CRYSTAL reads its deck from a file named INPUT in the working directory (or from stdin) and writes fort.* outputs into the cwd. Submit the deck as a directory (-d) so the workspace is self-contained and the fort.* files land together. If a wrapper script reads stdin in a loop, guard the CRYSTAL invocation with < /dev/null so it doesn’t consume the loop’s input.

Monitoring¶

vq summary — fleet overview: per host, running / queued / idle time / daemon health / memory pressure / versions. (vq overview is the same command.)
vq queue <host> — job list; add --tag LABEL to filter your test set.
vq status <jobid> — one job’s detail.
vq tail <jobid> — stream a job’s output live.
vq wait <jobid> — block until the job finishes; or submit with vq submit --wait for synchronous one-offs.

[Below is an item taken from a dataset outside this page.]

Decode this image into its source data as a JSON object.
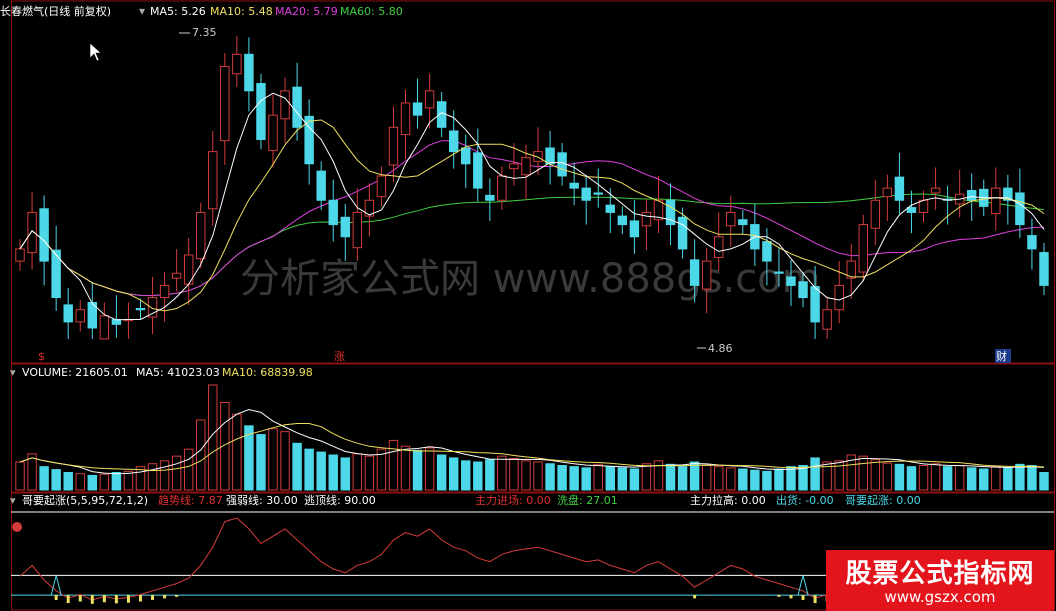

Job end states you’ll see: COMPLETED, FAILED (non-zero exit), TIME_EXCEEDED (hit --wall-time-seconds), OOM_KILLED, STARVED (watchdog saw no CPU activity), KILLED (vq kill).

Gotchas¶

planetx runs one job at a time. A long job blocks the rest of planetx’s queue. Size jobs accordingly or split the set across both hosts.
Don’t run vq admin update while your test set runs — it pauses the queue. If another chat updates the fleet your jobs pause and resume cleanly, but plan around it.
vibeqc-dev venv on the fleet is stale (separate handover: docs/handover_vibeqc_dev_fleet_state_2026_05_20.md). Irrelevant if you only run ORCA / CRYSTAL binaries — but do not rely on --branch main vibe-qc jobs until the dev chat rebuilds that venv.
Watchdog host-pressure auto-pause (v0.6.20): if a host crosses ~85 % memory used, the watchdog SIGSTOPs running jobs until pressure drops. Long CRYSTAL/ORCA jobs that balloon RAM can trip this — size --mem-mb realistically and prefer mars for memory-light work, planetx for the heavy ones (it has 125 GB).
Wall time is mandatory. A job with no --wall-time- seconds is rejected at submit. Estimate generously; a TIME_EXCEEDED kill loses the run.

Fleet status as of this handover (2026-05-20)¶

vq 0.6.24 on both hosts; both daemons verdict: OK.
planetx: rebooted earlier today, daemon auto-started under systemd, idle.
mars: systemd --user manager was restored after an incident earlier today; daemon healthy and supervised.
All engine binaries (crystal, Pcrystal, crystal23demo, orca, …) report OK via vq programs on both hosts.